Oral nutrition supplements and growth in children

Longitudinal growth and health outcomes in nutritionally at-risk children who received long-term nutritional intervention

Huyhn et al JHND Early View.

Background

The benefits of short-term oral nutritional supplementation (ONS) in undernourished children are well-established. The benefits of long-term ONS in promoting longitudinal growth and health in children who are at risk of undernutrition have not been reported previously.

Methods

In this 48-week prospective, single-arm, multicentre trial, 200 Filipino children aged 3–4 years with weight-for-height percentiles from 5th to 25th (WHO Child Growth Standards) were enrolled. Parents received dietary counselling at baseline, and at weeks 4 and 8. Two servings of ONS (450 mL) were consumed daily, providing 450 kcal, 13.5 g protein and micronutrients.

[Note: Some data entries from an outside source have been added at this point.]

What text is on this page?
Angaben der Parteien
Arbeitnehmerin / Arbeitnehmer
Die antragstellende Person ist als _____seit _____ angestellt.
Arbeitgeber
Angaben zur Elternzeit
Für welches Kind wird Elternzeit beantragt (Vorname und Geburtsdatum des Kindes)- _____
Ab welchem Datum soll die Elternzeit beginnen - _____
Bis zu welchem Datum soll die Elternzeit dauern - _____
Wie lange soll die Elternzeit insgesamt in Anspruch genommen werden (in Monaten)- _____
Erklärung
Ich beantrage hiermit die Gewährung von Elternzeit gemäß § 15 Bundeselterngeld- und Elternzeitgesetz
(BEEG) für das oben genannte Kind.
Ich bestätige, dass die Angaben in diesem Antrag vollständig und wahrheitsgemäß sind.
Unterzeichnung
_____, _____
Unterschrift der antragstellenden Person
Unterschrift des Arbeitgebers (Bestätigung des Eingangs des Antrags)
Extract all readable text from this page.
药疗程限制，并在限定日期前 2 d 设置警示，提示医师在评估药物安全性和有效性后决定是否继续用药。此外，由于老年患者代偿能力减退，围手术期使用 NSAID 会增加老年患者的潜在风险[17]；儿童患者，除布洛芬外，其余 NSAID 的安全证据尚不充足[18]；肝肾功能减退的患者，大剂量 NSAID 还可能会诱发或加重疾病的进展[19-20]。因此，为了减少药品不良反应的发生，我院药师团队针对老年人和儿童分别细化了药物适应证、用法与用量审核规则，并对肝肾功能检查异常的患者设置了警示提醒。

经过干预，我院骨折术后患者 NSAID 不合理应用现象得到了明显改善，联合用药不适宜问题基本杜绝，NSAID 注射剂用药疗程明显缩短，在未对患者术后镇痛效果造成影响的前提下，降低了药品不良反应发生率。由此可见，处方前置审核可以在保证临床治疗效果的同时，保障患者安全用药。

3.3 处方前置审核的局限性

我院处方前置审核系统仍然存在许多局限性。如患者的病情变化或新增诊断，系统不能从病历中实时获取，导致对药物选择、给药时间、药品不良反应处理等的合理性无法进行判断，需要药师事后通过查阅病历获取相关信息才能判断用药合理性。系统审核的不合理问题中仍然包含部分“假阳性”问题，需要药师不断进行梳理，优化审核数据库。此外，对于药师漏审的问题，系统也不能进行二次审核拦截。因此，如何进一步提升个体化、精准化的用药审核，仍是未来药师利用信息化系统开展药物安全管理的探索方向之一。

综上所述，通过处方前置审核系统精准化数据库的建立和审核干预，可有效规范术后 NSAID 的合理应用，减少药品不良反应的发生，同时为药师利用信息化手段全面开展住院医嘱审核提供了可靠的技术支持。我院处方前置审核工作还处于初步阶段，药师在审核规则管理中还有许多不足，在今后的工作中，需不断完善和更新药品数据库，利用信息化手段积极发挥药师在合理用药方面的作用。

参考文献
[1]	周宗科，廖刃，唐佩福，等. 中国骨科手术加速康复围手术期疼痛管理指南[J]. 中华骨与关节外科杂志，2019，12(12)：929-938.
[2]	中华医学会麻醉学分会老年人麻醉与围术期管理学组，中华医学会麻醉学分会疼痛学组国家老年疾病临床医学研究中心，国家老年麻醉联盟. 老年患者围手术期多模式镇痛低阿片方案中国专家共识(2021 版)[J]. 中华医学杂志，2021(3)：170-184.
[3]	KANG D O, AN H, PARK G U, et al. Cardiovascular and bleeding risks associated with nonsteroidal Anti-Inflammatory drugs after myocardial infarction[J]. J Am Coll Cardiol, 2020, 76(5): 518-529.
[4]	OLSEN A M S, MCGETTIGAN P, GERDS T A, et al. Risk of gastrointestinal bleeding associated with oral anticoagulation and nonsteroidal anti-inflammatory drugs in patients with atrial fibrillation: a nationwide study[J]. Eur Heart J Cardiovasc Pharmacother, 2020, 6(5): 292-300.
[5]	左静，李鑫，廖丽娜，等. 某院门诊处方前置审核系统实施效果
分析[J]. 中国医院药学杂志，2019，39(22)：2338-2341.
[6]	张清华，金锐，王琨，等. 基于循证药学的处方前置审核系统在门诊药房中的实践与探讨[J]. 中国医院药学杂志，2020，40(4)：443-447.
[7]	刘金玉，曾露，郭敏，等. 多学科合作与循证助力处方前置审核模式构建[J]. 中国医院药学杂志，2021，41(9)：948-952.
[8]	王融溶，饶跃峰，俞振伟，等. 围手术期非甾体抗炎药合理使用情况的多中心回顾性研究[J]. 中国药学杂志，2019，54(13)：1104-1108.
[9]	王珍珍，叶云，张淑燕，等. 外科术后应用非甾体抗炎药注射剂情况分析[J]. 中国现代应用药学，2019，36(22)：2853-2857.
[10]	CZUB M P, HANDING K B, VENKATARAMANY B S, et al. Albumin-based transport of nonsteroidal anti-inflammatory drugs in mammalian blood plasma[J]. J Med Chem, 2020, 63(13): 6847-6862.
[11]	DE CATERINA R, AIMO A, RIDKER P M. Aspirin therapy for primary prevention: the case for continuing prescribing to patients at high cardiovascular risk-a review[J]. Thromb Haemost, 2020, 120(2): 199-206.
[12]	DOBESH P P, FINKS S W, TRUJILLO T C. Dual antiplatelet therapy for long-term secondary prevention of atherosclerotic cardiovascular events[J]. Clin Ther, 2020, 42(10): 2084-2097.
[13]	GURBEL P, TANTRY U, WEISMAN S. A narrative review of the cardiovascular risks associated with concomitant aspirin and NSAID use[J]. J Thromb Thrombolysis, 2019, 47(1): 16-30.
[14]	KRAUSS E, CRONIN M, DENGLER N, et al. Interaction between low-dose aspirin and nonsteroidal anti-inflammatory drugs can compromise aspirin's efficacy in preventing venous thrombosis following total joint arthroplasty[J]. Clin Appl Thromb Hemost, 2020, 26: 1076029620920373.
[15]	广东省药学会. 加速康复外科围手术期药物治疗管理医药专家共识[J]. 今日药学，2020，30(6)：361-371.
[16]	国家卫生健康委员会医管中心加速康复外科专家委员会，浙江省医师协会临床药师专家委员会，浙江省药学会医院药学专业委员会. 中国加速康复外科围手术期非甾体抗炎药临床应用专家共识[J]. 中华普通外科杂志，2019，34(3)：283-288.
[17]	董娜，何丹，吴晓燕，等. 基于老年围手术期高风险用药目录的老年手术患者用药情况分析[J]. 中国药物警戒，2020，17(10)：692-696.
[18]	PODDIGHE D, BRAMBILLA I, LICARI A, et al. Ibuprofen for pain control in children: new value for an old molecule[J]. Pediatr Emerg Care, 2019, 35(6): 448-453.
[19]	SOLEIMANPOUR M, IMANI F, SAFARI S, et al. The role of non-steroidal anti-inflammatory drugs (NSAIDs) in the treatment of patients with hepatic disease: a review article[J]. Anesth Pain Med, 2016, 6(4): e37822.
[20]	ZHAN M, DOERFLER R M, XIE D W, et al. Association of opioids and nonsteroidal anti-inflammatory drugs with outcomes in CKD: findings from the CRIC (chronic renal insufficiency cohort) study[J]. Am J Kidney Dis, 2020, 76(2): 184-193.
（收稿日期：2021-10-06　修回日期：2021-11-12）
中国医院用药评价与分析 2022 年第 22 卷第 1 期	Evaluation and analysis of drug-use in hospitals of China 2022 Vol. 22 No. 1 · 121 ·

Weight, height, dietary intake using 24-h dietary recalls, and physical activity and appetite using the visual analogue scales were assessed at baseline and weeks 4, 8, 16, 24, 32, 40 and 48. The number of sick days for acute illnesses was collected over the study period.

Results

At baseline, mean age was 41.2 months with 50% being male. Weight-for-height percentiles showed the greatest increase in the first 4 weeks (12.1 and 12.8 percentiles, respectively, P < 0.0001) and remained significantly higher than baseline (P < 0.0001) but were relatively stable from week 4 onwards. Height-for-age percentiles increased steadily over time and became significantly higher than baseline from week 24 onwards (P < 0.0001). Appetite and physical activity scores at all post-baseline visits improved from baseline (P < 0.0001), and a reduction in the number of sick days from week 16 onwards was also observed (P < 0.0001). Higher parental education level, being male and higher baseline weight-for-height percentiles were significantly associated with higher ponderal and linear growth over time in repeated measures analysis of covariance.

Conclusions

Intervention consisting of initial dietary counselling and continued ONS helped sustain normal growth after a catch-up growth in nutritionally at-risk children.